Migration steps (100% opt-in pattern)
For a job that should always run on OSDC, hardcode runner_prefix and use-arc instead of pulling them from the determinator. The build job still needs ci-docker-hash from get-label-type, so keep needs: get-label-type:
needs: get-label-type
with:
runner_prefix: "mt-"
ci-docker-hash: ${{ needs.get-label-type.outputs.ci-docker-hash }}
use-arc: true
python-version: "3.10"
compiler: gcc11
cuda-version: "13.0"
Both jobs (build and test) need the use-arc + python-version / compiler / cuda-version inputs; only the build job needs ci-docker-hash. The build job's runner: stays as the EC2 label (e.g. linux.r7i.4xlarge); _linux-build.yml's build-osdc job translates that to the right ARC runner via map_ec2_to_arc.py.
Reference: operator_microbenchmark.yml jobs opmicrobenchmark-build-b200 / opmicrobenchmark-test-b200.
What the inputs do (mental model)
_linux-build.yml and _linux-test.yml each define two jobs:
build / test — EC2 path. Runs directly on the runner host VM. Gated on !inputs.use-arc.
build-osdc / test-osdc — OSDC path. Runs inside a container: from ghcr.io/pytorch/${docker-image-name}${ci-docker-hash ? '-' + ci-docker-hash : ''}. Gated on inputs.use-arc.
The OSDC jobs call setup-linux with use-arc: true and pass python-version / compiler / cuda-version so the container env matches the build environment.
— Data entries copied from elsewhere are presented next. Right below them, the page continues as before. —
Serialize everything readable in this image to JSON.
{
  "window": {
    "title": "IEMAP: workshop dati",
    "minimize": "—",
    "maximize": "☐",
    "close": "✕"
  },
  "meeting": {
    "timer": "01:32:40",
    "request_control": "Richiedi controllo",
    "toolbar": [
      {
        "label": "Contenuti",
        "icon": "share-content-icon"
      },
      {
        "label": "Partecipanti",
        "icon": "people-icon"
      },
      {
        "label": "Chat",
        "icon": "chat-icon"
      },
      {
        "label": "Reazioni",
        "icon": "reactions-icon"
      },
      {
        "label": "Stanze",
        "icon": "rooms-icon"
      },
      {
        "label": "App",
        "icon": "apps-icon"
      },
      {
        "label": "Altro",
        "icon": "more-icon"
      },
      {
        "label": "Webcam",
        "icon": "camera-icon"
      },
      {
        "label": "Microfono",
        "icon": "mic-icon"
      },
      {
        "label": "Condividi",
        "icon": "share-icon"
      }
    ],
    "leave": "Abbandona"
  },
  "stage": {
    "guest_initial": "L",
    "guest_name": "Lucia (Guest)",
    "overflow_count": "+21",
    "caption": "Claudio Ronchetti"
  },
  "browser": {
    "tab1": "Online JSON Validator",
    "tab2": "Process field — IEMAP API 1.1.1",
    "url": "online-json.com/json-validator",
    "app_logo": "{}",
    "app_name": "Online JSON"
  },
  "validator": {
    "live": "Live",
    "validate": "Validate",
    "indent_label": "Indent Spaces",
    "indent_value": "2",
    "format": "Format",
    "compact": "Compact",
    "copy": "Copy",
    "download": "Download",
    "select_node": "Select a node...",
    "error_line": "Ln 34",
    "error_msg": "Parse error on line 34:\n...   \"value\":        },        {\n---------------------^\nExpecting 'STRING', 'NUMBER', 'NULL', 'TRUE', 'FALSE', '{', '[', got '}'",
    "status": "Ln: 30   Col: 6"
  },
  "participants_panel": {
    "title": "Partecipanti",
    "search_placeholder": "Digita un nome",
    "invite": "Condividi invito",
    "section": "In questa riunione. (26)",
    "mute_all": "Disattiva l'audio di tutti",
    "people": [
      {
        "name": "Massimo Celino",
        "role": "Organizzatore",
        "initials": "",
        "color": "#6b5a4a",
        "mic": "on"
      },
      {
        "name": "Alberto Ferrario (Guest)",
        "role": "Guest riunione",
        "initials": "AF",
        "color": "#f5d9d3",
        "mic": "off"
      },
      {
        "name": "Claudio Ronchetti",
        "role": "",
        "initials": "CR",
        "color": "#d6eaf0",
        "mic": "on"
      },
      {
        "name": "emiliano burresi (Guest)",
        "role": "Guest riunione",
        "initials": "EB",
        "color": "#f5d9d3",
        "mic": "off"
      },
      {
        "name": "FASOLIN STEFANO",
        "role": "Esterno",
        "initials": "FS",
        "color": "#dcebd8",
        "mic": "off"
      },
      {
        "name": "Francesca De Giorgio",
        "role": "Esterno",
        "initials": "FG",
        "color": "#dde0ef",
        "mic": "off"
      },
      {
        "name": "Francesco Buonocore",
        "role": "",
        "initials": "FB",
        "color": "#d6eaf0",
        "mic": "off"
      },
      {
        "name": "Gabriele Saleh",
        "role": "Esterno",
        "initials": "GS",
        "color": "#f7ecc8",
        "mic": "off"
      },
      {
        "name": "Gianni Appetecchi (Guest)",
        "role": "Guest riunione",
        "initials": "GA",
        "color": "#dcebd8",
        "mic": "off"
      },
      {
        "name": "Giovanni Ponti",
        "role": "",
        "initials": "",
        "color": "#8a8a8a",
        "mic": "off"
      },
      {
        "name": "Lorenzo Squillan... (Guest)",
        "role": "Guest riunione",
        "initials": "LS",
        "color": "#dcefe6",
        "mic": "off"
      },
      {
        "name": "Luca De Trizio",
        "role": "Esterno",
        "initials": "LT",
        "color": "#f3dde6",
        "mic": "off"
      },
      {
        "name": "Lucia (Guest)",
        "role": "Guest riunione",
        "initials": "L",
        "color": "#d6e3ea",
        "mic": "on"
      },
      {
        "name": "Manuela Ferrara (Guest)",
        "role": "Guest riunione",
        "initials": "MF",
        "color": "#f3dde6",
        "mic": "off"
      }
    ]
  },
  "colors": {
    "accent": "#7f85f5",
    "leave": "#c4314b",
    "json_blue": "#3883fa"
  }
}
That's why the migration must pass these three inputs — setup-linux errors out without them on the OSDC path. ci-docker-hash is what pins the ghcr.io image tag to a specific .ci/docker tree state so the build doesn't drift onto an unhashed (or wrong) image.
Common gotchas
- Forgetting
check_experiments: arc,lf → use-arc is always false, so OSDC never activates and you'll think the migration silently failed.
- Forgetting
needs: get-label-type on the test job → ${{ needs.get-label-type.outputs.use-arc }} evaluates to empty, dial-up doesn't engage.
- Forgetting
ci-docker-hash on the build job → OSDC pulls the unhashed ghcr.io tag (<docker-image-name> with no -<hash> suffix), which may not exist or may resolve to a stale image. The failure mode is a manifest unknown pull error in the OSDC container step.
- Plumbing
ci-docker-hash from needs.get-label-type.outputs.* without adding needs: get-label-type → the expression resolves to empty, so it's a silent no-op equivalent to not setting it at all.
- Mismatched
python-version / compiler / cuda-version vs. docker-image-name → container has one toolchain, setup-linux configures another, build fails confusingly.
- Leaving
aws-role-to-assume: for ECR → harmless on OSDC (it's only used by EC2 path) but stale and misleading; remove it.
- Mixing patterns (dynamic
runner_prefix + hardcoded use-arc: true, or vice versa). Pick one pattern and apply it consistently.